The Takeda Pharmaceutical Company Limited, a Japanese multinational pharmaceutical and biopharmaceutical company which is the largest pharmaceutical company in Asia and one of the top 20 largest pharmaceutical companies in the world by revenue, last week introduced its solution to the coronavirus pandemic: TAK-888.
Working with the assumption that the blood of patients who have recovered from a disease should have permanent antibodies for that disease which had been generated by their immune system in their blood plasma, TAK-888 is a drug harvested from the blood plasma of recovered COVID-19 patients, to collect those antibodies. The convalescent plasma is then injected into a new patient, providing them with passive immunity until their own immune system starts generating its own antibodies.
Rajeev Venkayya, MD, president of the Global Vaccine Business Unit at Takeda, issued a statement saying, “We are initiating the development of an anti-SARS-CoV-2 polyclonal hyperimmune globulin (H-IG) to treat high-risk individuals with COVID-19, which we’re calling TAK-888. SARS-CoV-2 is the virus that causes COVID-19. Hyperimmune globulin is a plasma-derived therapy that has previously been shown to be effective in the treatment of severe acute viral respiratory infections and could be a treatment option for patients with COVID-19.”
Takeda, which developed plasma-based therapy to treat Ebola and avian flu patients, relied on medical reports from the 1918 Spanish flu pandemic which showed that the blood from surviving patients given to severely ill patients brought down casualties by 50%. Also, in January 1934, at the Hill boarding School in Pennsylvania, serum extracted from a student who had been first to contract measles and then recovered, was injected into 62 fellow students who were spared the lethal disease.

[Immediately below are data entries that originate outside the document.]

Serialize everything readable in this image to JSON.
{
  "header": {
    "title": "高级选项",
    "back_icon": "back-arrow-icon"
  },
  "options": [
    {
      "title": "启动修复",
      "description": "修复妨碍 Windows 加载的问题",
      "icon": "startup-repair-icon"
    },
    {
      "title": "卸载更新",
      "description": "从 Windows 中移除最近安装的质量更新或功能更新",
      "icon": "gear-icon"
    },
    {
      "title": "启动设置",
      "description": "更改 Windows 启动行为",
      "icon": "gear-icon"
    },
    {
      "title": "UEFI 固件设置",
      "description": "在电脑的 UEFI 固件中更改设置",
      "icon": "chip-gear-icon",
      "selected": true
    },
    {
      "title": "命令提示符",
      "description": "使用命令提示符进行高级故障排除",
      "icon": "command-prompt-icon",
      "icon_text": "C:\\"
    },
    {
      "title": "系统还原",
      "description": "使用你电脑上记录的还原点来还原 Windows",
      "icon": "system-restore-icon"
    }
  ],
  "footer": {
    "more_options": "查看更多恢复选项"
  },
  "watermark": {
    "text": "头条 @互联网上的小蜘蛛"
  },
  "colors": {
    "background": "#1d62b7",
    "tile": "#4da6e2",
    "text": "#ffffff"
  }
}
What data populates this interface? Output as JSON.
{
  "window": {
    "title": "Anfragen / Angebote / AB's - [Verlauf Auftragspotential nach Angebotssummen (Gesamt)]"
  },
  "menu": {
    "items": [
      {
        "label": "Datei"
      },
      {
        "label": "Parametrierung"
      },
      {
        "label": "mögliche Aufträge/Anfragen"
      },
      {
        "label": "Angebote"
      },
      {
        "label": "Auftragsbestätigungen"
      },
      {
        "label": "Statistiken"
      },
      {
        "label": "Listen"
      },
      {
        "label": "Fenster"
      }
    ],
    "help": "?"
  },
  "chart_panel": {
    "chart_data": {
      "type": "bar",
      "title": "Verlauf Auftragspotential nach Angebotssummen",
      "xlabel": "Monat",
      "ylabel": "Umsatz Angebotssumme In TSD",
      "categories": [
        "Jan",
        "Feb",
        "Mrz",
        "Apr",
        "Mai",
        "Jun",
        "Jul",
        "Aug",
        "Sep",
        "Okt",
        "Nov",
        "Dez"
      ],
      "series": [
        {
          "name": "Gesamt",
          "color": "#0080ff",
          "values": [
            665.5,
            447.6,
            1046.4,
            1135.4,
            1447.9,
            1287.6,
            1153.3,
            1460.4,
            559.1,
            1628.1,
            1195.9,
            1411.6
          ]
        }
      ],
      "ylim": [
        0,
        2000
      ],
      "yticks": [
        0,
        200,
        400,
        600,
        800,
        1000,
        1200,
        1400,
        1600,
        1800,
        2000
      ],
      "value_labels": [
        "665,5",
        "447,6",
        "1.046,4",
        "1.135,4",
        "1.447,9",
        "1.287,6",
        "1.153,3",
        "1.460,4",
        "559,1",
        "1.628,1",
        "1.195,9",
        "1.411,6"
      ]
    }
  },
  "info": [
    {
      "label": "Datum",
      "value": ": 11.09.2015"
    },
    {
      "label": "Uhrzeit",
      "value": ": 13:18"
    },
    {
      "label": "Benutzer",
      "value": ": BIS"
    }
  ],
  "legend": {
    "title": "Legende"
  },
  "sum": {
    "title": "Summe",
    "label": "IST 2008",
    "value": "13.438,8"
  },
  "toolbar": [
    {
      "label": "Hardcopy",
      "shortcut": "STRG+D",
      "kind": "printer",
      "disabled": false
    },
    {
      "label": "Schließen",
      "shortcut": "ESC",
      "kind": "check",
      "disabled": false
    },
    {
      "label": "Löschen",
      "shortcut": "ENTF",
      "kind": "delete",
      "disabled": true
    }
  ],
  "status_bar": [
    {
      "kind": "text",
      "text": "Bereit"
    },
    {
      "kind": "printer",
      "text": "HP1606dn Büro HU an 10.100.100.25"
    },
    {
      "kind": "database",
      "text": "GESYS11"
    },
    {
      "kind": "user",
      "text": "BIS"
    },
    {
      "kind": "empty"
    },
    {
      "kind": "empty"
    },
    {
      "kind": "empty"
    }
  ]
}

Rajeev Venkayya noted: “We’re collaborating with several health and regulatory agencies and health care partners across the globe to move the research forward. To develop TAK-888, scientists need to have access to source plasma from people who have successfully recovered from COVID-19.”
The Takeda company said it is in discussions with national health agencies in the US, Asia, and Europe to gain access to source plasma from people who have successfully recovered from COVID-19. These convalescent donors have developed antibodies to the virus that could potentially alleviate the symptoms in COVID-19 patients and perhaps even help prevent it.
Dr Chris Morabito, Takeda’s Head of Research and Development, Plasma-Derived Therapies Business Unit, said that “plasma-derived therapies are critical, life-saving medicines that thousands of people with rare and complex diseases rely on every day around the world.”
Takeda Pharmaceuticals was founded in 1781, and was incorporated on January 29, 1925. In In April 2015, Takeda agreed to pay a settlement of $2.37 billion to about 9,000 people who claimed that pioglitazone was responsible for giving them bladder cancer. In 2014, a plaintiff was awarded $9 billion in punitive damages after a federal court found Takeda hid the cancer risks of their diabetes medicine. The amount was later reduced to $26 million by a judge who believed giving $9 billion to one patient was excessive.